M13 Bacteriophage‐Activated Superparamagnetic Beads for Affinity Separation

Abstract The growth of the biopharmaceutical industry has created a demand for new technologies for the purification of genetically engineered proteins.The efficiency of large‐scale, high‐gradient magnetic fishing could be improved if magnetic particles offering higher binding capacity and magnetization were available. This article describes several strategies for synthesizing microbeads that are composed of a M13 bacteriophage layer assembled on a superparamagnetic core. Chemical cross‐linking of the pVIII proteins to a carboxyl‐functionalized bead produces highly responsive superparamagnetic particles (SPM) with a side‐on oriented, adherent virus monolayer.
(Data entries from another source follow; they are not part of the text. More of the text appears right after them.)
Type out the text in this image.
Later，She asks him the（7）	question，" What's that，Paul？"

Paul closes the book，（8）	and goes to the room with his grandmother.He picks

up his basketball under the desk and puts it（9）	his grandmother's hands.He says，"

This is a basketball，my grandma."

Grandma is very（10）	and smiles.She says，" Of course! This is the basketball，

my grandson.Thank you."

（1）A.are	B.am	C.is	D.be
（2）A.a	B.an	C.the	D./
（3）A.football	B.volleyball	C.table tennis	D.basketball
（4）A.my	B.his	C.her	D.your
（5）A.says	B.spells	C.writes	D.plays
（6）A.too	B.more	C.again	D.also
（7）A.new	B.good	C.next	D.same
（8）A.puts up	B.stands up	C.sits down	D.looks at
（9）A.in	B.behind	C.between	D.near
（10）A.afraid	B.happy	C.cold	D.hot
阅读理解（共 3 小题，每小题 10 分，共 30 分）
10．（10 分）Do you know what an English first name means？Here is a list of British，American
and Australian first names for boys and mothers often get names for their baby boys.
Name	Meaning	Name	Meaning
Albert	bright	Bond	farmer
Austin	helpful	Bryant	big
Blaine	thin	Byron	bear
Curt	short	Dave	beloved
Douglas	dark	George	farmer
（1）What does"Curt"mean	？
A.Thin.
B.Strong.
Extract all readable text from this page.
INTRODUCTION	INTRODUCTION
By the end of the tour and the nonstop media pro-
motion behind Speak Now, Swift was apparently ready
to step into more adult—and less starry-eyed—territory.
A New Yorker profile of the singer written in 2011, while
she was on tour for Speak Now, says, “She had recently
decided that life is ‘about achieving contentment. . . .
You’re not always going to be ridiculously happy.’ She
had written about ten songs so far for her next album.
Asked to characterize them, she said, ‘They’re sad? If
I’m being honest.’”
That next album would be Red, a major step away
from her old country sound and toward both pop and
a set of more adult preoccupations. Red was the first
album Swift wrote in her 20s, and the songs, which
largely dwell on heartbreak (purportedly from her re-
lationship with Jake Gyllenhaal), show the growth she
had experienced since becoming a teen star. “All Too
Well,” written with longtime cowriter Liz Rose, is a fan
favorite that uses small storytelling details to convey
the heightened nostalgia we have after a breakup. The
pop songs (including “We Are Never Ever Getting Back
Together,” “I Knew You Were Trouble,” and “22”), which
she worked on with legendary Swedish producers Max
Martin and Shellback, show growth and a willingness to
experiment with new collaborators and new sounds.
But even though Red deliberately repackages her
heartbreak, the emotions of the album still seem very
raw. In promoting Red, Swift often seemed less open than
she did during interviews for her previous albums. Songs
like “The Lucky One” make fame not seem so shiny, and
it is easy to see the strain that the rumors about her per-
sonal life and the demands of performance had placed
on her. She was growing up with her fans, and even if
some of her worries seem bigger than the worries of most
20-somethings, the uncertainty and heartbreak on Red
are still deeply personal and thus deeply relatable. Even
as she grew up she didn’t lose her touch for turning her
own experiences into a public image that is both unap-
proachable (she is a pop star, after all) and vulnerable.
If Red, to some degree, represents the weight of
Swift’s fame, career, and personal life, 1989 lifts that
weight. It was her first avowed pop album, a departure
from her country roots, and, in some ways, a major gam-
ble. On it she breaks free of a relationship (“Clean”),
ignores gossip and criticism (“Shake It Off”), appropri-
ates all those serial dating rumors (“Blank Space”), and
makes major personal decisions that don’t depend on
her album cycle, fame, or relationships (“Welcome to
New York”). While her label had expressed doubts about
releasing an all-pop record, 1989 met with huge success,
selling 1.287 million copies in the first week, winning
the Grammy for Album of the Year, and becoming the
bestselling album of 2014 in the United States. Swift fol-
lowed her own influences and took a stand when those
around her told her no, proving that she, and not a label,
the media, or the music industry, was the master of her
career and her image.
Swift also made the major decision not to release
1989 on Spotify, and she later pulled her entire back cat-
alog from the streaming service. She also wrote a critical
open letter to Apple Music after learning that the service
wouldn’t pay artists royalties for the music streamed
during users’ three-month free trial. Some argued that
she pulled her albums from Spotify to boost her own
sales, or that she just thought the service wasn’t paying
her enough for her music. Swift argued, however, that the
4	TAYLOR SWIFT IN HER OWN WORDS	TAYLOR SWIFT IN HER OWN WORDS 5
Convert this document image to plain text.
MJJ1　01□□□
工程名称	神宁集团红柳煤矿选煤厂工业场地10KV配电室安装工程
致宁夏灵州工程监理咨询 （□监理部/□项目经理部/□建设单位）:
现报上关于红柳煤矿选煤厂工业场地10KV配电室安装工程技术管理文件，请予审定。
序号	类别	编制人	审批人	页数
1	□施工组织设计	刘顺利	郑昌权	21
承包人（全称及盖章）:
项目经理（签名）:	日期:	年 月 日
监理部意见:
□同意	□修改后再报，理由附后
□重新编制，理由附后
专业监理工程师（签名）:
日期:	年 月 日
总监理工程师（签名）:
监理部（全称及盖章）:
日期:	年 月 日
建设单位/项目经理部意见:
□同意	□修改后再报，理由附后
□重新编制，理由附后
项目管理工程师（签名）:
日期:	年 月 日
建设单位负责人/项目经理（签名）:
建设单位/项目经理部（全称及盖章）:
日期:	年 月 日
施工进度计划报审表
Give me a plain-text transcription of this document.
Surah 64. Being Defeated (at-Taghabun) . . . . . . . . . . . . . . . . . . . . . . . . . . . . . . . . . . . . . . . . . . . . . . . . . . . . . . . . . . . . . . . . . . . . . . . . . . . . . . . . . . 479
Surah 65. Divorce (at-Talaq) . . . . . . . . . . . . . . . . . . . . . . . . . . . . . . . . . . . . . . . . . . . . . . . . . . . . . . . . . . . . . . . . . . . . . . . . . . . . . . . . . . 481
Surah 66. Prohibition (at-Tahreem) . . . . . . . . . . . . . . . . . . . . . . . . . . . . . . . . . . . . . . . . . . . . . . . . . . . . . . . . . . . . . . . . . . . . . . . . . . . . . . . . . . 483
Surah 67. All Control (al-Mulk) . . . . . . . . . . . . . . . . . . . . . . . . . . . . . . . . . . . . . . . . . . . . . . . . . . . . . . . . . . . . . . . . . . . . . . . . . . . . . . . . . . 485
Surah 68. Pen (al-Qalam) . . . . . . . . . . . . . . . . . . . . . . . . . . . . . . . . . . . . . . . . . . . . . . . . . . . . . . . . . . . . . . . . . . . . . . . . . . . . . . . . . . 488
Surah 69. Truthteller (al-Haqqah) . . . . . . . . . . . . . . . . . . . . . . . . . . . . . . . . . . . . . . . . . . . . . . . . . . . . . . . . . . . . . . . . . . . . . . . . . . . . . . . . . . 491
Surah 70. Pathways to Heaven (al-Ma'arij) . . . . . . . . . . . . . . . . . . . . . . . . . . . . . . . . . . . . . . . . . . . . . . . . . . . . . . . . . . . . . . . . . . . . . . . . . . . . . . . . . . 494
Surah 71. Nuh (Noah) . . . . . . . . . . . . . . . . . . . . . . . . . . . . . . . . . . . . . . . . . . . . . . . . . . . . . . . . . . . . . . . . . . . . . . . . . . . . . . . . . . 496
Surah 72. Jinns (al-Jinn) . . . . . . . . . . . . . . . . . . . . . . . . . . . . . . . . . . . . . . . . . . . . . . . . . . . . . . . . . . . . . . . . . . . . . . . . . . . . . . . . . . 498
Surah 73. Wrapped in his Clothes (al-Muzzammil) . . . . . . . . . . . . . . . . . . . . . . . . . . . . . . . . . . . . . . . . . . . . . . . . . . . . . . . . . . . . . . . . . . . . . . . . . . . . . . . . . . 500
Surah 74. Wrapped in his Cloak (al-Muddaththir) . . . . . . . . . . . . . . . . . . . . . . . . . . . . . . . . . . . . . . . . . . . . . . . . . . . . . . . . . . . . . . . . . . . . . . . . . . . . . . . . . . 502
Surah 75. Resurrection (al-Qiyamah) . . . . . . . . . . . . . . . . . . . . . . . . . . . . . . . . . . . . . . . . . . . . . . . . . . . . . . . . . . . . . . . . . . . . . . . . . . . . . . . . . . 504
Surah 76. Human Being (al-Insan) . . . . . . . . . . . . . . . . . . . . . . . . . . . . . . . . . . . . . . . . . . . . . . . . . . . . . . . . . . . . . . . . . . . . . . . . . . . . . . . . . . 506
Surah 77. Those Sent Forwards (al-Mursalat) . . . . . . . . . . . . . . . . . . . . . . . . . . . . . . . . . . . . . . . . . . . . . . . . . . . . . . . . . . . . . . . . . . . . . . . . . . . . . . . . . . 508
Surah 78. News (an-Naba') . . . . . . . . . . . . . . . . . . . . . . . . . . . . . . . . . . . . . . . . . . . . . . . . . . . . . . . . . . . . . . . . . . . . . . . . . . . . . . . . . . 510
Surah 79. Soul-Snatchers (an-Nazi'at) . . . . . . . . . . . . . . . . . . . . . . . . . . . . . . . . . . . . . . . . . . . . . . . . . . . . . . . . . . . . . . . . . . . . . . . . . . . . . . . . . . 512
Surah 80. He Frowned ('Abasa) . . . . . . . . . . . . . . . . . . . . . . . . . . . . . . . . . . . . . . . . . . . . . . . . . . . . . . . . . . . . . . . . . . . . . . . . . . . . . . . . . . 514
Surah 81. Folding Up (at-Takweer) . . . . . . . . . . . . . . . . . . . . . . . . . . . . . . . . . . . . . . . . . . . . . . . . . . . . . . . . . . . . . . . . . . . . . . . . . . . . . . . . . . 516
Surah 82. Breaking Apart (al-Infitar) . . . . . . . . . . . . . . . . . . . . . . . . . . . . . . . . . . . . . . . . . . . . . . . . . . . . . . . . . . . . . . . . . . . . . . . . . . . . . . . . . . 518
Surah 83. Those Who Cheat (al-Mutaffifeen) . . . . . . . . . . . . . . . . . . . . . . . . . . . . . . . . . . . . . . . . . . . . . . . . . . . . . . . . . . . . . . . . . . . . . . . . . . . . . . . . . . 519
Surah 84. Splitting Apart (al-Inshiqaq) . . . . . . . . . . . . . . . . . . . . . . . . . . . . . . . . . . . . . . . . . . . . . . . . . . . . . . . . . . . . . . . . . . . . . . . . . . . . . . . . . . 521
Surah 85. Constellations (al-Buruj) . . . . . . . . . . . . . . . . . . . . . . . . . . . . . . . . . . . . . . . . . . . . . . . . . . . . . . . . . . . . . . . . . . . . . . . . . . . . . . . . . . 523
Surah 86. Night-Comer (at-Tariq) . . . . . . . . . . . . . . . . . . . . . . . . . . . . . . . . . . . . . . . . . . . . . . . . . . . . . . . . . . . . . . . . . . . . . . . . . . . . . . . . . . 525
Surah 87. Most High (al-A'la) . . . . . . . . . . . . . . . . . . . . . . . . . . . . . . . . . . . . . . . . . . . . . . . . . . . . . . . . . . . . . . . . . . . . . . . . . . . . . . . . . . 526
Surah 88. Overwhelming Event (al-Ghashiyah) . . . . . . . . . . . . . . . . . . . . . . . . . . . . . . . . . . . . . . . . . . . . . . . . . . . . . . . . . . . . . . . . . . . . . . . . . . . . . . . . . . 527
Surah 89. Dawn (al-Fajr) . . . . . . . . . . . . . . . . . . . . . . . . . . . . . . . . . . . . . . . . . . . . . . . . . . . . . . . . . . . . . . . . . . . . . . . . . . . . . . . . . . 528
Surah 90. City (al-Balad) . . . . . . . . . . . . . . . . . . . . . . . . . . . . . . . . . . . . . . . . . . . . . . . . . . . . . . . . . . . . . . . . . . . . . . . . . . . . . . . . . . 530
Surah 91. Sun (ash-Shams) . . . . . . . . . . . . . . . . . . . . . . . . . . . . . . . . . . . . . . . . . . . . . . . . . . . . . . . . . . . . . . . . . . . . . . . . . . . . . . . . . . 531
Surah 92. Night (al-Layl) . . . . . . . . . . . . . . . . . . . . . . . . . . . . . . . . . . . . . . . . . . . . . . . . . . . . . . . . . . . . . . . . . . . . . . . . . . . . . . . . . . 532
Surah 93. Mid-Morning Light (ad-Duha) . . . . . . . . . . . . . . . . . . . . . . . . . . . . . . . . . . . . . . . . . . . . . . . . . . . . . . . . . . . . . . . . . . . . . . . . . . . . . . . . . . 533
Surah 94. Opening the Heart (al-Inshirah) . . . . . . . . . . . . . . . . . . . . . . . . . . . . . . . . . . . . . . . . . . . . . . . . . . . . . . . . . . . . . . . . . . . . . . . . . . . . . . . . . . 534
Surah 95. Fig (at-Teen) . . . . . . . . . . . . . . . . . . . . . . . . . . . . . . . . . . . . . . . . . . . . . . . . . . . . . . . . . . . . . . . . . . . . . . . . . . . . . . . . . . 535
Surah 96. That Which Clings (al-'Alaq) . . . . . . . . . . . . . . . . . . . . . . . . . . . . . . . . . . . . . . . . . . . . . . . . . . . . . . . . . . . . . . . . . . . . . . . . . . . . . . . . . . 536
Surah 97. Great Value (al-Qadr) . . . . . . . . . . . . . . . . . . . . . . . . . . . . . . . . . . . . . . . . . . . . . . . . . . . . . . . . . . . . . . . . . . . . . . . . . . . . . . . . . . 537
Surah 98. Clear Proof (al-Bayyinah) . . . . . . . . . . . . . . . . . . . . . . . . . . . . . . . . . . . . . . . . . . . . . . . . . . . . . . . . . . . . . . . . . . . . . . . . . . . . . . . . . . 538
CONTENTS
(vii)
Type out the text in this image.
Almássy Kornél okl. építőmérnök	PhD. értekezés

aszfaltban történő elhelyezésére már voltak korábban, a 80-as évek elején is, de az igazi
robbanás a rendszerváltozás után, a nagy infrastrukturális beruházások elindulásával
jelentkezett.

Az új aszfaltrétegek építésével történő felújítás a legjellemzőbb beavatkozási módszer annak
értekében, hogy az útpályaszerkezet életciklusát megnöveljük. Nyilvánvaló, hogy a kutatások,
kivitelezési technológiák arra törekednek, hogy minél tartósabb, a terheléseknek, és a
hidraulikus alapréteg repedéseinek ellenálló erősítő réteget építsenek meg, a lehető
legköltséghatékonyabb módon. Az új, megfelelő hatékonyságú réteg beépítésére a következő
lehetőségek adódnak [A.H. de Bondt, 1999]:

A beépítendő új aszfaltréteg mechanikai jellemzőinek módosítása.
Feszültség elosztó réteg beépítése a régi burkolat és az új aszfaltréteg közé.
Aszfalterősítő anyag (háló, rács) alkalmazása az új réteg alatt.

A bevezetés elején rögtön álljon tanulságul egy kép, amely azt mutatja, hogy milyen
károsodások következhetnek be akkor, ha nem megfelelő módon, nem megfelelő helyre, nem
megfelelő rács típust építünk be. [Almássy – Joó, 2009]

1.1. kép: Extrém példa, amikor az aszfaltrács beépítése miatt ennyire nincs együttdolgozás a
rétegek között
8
Also, the genetic manipulation of the pIII proteins with a His 6 peptide sequence allows reversible assembly of the bacteriophage on a nitrilotriacetic‐acid‐functionalized core in an end‐on configuration. These phage–magnetic particles are successfully used to separate antibodies from high‐protein concentration solutions in a single step with a >90% purity. The dense magnetic core of these particles makes them five times more responsive to magnetic fields than commercial materials composed of polymer–(iron oxide) composites and a monolayer of phage could produce a 1000 fold higher antibody binding capacity. These new bionanomaterials appear to be well‐suited to large‐scale high‐gradient magnetic fishing separation and promise to be cost effective as a result of the self‐assembling and self‐replicating properties of genetically engineered M13 bacteriophage.